Understanding Probability and Probabilistic Reasoning

I think I mentioned earlier that I have had problems with the Numenta model as described in "Towards a Mathematical Theory of Cortical Micro-circuits" because of the use of probability-based mathematics. It seems to me that neurons are deterministic mechanisms. But I have noted in the past that I can be pretty dim-witted at times, and decided to study Numenta's HTM systems anyway. I reminded myself that quantum physics has two different formulations, one based on matrix algebra and the other on the Schrodinger equation. They both work, and some brilliant person showed that they are formally the same long, long ago. So when thinking about or solving problems you can use whichever is easiest or gives the best insights. The same way some physics and math problems are easier in polar coordinates than in rectangular coordinates.

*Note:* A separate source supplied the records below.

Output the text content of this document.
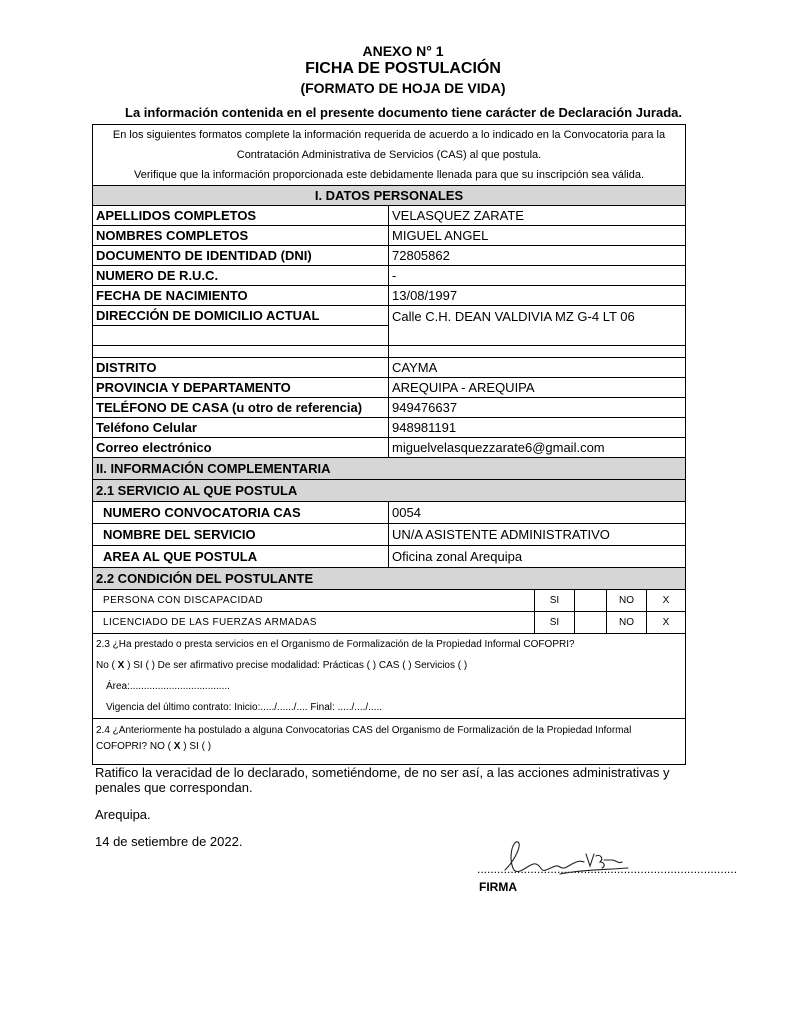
ANEXO N° 1
FICHA DE POSTULACIÓN
(FORMATO DE HOJA DE VIDA)
La información contenida en el presente documento tiene carácter de Declaración Jurada.
En los siguientes formatos complete la información requerida de acuerdo a lo indicado en la Convocatoria para la
Contratación Administrativa de Servicios (CAS) al que postula.
Verifique que la información proporcionada este debidamente llenada para que su inscripción sea válida.					

I. DATOS PERSONALES					
APELLIDOS COMPLETOS	VELASQUEZ ZARATE				
NOMBRES COMPLETOS	MIGUEL ANGEL				
DOCUMENTO DE IDENTIDAD (DNI)	72805862				
NUMERO DE R.U.C.	-				
FECHA DE NACIMIENTO	13/08/1997				
DIRECCIÓN DE DOMICILIO ACTUAL	Calle C.H. DEAN VALDIVIA MZ G-4 LT 06				

DISTRITO	CAYMA				
PROVINCIA Y DEPARTAMENTO	AREQUIPA - AREQUIPA				
TELÉFONO DE CASA (u otro de referencia)	949476637				
Teléfono Celular	948981191				
Correo electrónico	miguelvelasquezzarate6@gmail.com				
II. INFORMACIÓN COMPLEMENTARIA					
2.1 SERVICIO AL QUE POSTULA					
NUMERO CONVOCATORIA CAS	0054				
NOMBRE DEL SERVICIO	UN/A ASISTENTE ADMINISTRATIVO				
AREA AL QUE POSTULA	Oficina zonal Arequipa				
2.2 CONDICIÓN DEL POSTULANTE					
PERSONA CON DISCAPACIDAD		SI		NO	X
LICENCIADO DE LAS FUERZAS ARMADAS		SI		NO	X

2.3 ¿Ha prestado o presta servicios en el Organismo de Formalización de la Propiedad Informal COFOPRI?
No ( X ) SI ( ) De ser afirmativo precise modalidad: Prácticas ( ) CAS ( ) Servicios ( )
Área:....................................
Vigencia del último contrato: Inicio:...../....../.... Final: ...../..../.....					

2.4 ¿Anteriormente ha postulado a alguna Convocatorias CAS del Organismo de Formalización de la Propiedad Informal
COFOPRI? NO ( X ) SI ( )					
Ratifico la veracidad de lo declarado, sometiéndome, de no ser así, a las acciones administrativas y penales que correspondan.
Arequipa.
14 de setiembre de 2022.
..............................................................................
FIRMA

Months ago I ground to a halt in my reading of Judea Pearl's Probabilistic Reasoning in Intelligent Systems, which provides much of the background to the Numenta discussion. Yesterday I decided to tackle it again and commenced reading at page 143. I noticed that some notation was ambiguous, which is typical of expert writers who assume their readers are right up with them. So I decided to go back and make sure that P(A,B) really does mean the probability that both A and B are true. I thought I'd make sure I understood the Bayes interpretation of probability as well.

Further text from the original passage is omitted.